Sure, riding in a Hyperloop would be great. But getting your Amazon Prime order from one might make more sense.
Foster + Partners is best known for its architecture, but the British firm recently created an impressive animated vision for a new type of shipping infrastructure that uses Elon Musk’s Hyperloop concept to deliver packages through tubes at 700 miles per hour. The idea? Use the Hyperloop to transform the shipping industry.

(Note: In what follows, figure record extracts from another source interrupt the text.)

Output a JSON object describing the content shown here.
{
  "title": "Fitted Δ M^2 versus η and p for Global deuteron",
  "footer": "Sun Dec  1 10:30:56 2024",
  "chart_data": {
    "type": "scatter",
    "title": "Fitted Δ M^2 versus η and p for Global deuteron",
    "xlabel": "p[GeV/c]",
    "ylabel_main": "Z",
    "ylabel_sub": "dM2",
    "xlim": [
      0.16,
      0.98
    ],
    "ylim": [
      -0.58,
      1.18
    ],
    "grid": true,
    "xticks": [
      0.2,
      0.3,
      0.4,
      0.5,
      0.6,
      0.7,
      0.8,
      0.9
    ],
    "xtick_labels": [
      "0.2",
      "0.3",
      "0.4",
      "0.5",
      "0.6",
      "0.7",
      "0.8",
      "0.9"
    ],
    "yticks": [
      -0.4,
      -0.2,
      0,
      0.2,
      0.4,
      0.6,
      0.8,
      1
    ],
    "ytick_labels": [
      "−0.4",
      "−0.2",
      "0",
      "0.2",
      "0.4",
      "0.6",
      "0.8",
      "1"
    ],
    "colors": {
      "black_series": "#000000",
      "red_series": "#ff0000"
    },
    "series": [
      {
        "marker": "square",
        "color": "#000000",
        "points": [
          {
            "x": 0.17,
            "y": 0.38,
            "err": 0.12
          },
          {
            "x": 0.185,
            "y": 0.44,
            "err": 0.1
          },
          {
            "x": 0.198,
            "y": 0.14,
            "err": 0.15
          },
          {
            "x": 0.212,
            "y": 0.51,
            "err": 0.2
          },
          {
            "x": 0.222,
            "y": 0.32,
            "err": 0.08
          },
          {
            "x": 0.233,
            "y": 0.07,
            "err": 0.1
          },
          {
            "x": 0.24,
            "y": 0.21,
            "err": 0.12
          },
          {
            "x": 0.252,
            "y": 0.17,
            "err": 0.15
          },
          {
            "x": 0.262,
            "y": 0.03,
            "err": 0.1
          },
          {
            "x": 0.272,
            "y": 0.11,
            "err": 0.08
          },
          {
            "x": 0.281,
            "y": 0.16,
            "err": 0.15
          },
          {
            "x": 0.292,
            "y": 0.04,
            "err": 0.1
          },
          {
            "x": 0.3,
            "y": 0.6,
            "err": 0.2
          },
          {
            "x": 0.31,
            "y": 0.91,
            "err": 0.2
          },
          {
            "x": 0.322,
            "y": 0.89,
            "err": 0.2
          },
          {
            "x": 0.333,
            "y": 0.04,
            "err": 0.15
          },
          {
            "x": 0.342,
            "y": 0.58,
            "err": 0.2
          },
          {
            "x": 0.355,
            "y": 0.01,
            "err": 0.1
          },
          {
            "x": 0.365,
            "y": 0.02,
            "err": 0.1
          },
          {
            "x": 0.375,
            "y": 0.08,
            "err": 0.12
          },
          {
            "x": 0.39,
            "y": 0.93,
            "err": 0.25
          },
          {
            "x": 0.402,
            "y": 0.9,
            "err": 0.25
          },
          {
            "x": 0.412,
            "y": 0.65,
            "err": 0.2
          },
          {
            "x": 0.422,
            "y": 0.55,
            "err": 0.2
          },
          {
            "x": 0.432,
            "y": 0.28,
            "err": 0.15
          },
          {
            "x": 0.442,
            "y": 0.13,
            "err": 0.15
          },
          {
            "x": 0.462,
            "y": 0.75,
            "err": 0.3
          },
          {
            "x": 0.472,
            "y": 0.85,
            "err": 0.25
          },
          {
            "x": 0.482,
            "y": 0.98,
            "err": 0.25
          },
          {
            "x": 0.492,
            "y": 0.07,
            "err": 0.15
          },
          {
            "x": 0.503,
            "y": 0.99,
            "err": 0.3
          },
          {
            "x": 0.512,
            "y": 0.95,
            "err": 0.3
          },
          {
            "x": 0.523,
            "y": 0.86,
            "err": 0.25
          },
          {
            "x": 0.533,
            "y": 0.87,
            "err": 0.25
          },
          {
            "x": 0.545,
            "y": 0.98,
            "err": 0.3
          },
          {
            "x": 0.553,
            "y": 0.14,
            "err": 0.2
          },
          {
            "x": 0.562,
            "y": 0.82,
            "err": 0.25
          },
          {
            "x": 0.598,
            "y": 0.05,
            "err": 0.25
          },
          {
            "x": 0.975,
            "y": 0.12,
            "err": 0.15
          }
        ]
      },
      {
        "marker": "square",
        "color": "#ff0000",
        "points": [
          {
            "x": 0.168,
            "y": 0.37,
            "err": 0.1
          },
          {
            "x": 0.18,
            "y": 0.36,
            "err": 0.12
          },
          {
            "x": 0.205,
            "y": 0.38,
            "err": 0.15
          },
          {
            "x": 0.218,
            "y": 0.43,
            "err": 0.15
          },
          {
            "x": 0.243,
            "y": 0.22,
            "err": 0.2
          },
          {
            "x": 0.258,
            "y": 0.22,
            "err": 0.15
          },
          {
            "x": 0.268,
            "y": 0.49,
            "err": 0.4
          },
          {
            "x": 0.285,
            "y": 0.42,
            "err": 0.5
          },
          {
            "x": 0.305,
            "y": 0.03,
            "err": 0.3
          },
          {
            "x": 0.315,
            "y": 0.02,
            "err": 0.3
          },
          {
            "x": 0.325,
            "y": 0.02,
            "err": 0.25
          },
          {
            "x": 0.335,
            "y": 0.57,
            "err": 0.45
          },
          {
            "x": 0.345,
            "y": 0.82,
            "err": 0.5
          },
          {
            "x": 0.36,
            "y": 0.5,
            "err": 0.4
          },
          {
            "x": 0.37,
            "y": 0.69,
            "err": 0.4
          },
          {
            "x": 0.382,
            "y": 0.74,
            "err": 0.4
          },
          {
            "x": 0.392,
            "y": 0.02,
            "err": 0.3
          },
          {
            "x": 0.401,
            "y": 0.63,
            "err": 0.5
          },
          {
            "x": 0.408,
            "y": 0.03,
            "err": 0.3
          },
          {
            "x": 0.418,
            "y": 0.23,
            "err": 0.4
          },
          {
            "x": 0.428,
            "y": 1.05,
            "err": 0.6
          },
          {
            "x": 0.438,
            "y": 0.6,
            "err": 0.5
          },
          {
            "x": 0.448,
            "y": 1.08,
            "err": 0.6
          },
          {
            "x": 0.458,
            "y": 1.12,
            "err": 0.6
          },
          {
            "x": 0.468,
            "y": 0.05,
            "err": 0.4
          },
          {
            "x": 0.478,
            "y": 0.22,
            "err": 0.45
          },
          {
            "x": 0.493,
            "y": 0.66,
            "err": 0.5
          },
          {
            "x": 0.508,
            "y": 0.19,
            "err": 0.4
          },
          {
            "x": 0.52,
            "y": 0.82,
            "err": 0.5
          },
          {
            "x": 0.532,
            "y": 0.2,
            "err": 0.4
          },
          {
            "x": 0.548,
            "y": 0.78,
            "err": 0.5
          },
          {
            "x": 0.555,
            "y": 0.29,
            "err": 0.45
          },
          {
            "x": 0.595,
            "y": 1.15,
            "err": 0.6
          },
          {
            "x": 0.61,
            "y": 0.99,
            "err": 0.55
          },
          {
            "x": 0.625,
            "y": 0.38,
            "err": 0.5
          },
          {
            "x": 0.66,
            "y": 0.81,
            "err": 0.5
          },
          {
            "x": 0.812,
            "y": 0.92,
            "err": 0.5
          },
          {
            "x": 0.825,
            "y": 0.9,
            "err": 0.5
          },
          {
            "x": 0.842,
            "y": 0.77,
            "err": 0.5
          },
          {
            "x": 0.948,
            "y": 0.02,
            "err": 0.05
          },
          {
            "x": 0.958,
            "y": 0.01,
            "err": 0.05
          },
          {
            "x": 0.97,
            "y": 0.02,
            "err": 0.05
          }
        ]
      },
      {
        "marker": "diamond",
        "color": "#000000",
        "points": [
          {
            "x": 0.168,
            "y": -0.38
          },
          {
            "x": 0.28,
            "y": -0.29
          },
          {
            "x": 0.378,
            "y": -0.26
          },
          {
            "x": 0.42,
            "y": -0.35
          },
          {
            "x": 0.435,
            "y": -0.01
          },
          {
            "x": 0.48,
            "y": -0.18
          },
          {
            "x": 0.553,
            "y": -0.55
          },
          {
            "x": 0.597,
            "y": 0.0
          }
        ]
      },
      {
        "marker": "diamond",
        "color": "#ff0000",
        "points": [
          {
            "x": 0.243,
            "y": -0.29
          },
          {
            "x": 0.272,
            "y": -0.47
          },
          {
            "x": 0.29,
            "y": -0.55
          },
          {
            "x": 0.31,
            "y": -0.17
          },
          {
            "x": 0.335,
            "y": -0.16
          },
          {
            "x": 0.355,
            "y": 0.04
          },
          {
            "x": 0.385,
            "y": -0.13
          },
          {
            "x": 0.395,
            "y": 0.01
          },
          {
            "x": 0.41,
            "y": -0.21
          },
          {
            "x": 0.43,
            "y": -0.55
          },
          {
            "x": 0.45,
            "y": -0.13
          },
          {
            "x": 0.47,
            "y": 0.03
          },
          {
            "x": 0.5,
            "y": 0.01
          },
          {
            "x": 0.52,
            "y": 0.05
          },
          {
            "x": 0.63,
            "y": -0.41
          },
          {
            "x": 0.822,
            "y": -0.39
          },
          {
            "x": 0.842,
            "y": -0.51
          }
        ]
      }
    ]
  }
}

The concept is called DP World Cargospeed (the team’s naming skills are inversely proportional to their engineering acumen), and it was designed in collaboration with DP World, a Dubai-based administrator of shipping seaports around the world, and Virgin Hyperloop, Sir Richard Branson’s new transportation company based on the original Hyperloop plans. Rather than shuttling people, Cargospeed would use Hyperloop to spark a shipping revolution. “Utilizing the network capacity for freight, goods are directly transferred to autonomous vehicles and move quickly and efficiently to the heart of the city,” the architects write in a statement. “Future ports will integrate Hyperloop technology for synchronized, seamless, intelligent movement of cargo.”
There aren’t many details about the plan’s future, but a spectacular video gives us a rough sense of the vision. In it, we see a test run of one of Virgin Hyperloop’s pods, carrying standard shipping containers to the port of Dubai. There, a set of conveyor belts load the packages into Cargospeed pods that launch through tubes that are almost devoid of air, allowing the pods to travel at near the speed of sound using the linear magnetic engines. Finally, a solitary solar-powered drone lands near the house of your dreams, dropping off a package that we can only imagine is full of blue lobsters fresh from the Spanish coast.
“On-demand and direct, Hyperloop will deliver exceptional service for high-priority, on-demand goods at the cost of trucking and the speed of flight,” the architects claim. Because that’s the whole point: To satisfy our increasingly impatient Amazon Prime junkie demands in the “I want it now” economy.